Appeal from a judgment of the Ontario County Court (William F. Kocher, J.), rendered December 1, 2006. The judgment convicted defendant, upon a nonjury verdict, of assault in the second degree, assault in the third degree and misdemeanor driving while intoxicated (two counts).
It is hereby ordered that the judgment so appealed from is unanimously affirmed.

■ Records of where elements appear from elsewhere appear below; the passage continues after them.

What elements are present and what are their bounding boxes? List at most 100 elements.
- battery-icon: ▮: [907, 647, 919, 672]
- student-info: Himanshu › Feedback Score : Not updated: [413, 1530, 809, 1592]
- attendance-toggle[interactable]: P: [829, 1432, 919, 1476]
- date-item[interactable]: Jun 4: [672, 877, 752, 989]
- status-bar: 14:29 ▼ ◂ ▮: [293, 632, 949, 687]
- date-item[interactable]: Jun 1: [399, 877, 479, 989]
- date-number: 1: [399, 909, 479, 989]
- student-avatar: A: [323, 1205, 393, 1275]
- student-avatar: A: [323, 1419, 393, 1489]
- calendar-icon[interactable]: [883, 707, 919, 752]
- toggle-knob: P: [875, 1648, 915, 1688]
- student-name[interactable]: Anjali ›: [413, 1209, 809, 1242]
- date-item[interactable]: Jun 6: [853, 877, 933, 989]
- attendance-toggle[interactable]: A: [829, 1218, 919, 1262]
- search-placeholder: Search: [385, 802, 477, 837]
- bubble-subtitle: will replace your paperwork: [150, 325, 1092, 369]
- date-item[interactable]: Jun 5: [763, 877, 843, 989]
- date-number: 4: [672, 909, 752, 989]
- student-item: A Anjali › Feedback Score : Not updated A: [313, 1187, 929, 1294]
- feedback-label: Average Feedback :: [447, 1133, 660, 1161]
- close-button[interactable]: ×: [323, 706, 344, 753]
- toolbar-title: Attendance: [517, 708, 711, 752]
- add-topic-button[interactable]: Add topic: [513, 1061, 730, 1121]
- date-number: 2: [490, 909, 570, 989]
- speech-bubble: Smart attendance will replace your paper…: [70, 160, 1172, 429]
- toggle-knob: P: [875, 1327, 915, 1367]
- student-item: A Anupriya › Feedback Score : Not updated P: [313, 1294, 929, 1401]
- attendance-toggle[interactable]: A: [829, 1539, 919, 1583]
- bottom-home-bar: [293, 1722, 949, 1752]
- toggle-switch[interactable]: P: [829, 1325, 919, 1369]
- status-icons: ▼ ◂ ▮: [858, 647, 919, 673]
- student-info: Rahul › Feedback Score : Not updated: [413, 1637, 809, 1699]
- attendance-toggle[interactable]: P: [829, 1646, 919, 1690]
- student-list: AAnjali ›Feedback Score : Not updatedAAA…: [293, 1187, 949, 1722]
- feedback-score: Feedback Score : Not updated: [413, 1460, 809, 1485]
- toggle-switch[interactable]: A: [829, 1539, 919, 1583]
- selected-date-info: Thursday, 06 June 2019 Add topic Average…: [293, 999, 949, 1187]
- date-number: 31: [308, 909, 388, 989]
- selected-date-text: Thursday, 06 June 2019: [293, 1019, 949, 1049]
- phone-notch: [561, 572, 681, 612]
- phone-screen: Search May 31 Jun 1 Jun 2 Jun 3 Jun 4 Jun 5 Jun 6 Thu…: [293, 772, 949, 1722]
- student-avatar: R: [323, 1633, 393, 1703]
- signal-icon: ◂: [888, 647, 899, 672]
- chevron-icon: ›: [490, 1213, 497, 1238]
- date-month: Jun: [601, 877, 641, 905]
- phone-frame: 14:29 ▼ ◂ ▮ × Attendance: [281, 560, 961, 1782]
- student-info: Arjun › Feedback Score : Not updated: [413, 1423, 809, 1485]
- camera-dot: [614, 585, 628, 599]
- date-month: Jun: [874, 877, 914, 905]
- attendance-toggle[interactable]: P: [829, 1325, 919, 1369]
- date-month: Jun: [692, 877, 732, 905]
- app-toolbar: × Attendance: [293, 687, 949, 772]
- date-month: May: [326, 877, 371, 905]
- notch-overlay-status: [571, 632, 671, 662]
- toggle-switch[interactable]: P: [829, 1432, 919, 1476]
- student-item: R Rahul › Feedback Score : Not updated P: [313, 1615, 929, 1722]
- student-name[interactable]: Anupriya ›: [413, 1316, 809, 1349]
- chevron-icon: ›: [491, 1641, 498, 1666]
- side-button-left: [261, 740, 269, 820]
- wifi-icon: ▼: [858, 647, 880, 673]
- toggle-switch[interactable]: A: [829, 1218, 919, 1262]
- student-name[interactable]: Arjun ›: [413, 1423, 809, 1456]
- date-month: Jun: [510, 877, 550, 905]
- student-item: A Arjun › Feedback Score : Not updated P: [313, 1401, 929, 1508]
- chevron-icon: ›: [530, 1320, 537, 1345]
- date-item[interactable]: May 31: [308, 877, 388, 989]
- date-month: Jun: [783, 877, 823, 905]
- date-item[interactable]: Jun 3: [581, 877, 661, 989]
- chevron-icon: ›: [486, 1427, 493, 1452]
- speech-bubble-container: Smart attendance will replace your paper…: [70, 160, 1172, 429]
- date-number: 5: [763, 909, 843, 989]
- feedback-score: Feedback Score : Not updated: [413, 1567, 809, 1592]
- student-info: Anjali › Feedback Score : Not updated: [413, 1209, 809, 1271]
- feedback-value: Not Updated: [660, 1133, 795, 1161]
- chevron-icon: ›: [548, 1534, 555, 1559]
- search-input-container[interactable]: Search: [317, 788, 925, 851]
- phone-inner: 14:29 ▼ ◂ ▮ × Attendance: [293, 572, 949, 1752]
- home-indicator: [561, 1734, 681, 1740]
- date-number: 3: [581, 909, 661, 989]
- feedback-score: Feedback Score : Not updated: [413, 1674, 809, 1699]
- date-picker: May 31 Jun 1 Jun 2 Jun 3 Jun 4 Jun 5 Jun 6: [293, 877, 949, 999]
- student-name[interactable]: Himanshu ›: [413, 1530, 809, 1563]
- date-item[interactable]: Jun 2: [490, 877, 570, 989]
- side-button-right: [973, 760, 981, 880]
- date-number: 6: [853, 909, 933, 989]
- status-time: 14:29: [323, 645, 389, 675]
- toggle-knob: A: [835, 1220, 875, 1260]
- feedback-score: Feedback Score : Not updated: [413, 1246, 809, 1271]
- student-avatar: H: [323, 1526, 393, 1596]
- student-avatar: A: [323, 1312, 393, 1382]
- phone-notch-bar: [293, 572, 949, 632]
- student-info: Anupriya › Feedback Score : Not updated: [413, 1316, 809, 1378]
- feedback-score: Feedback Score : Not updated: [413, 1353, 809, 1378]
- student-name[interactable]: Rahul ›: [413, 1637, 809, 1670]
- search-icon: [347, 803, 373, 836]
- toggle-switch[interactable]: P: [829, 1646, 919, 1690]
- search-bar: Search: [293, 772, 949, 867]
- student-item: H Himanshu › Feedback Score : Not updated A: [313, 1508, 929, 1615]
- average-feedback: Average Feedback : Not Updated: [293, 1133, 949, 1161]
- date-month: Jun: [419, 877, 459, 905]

Memorandum: On appeal from a judgment convicting him following a bench trial of, inter alia, assault in the second degree (Penal Law § 120.05 [1]), defendant contends that the verdict is against the weight of the evidence with respect to his intent to *1571cause serious physical injury. We reject that contention (see generally People v Bleakley, 69 NY2d 490, 495 [1987]). “A defendant may be presumed to intend the natural and probable consequences of his actions . . . , and [i]ntent may be inferred from the totality of conduct of the accused” (People v Mahoney, 6 AD3d 1104, 1104, lv denied 3 NY3d 660 [internal quotation marks omitted]). Here, defendant conceded that he caused serious physical injury to the victim but denied that he intended to do so, relying on the fact that he had been drinking alcohol before the incident. Eyewitnesses testified, however, that defendant knocked the victim to the floor of a porch and repeatedly kicked him in the face while wearing hiking boots. Thus, it cannot be said that County Court failed to give the evidence the weight it should be accorded (see id. at 1104-1105; People v Mike, 283 AD2d 989 [2001], lv denied 96 NY2d 904 [2001]; see generally Bleakley, 69 NY2d at 495). Present—Smith, J.P., Lunn, Fahey, Pine and Gorski, JJ.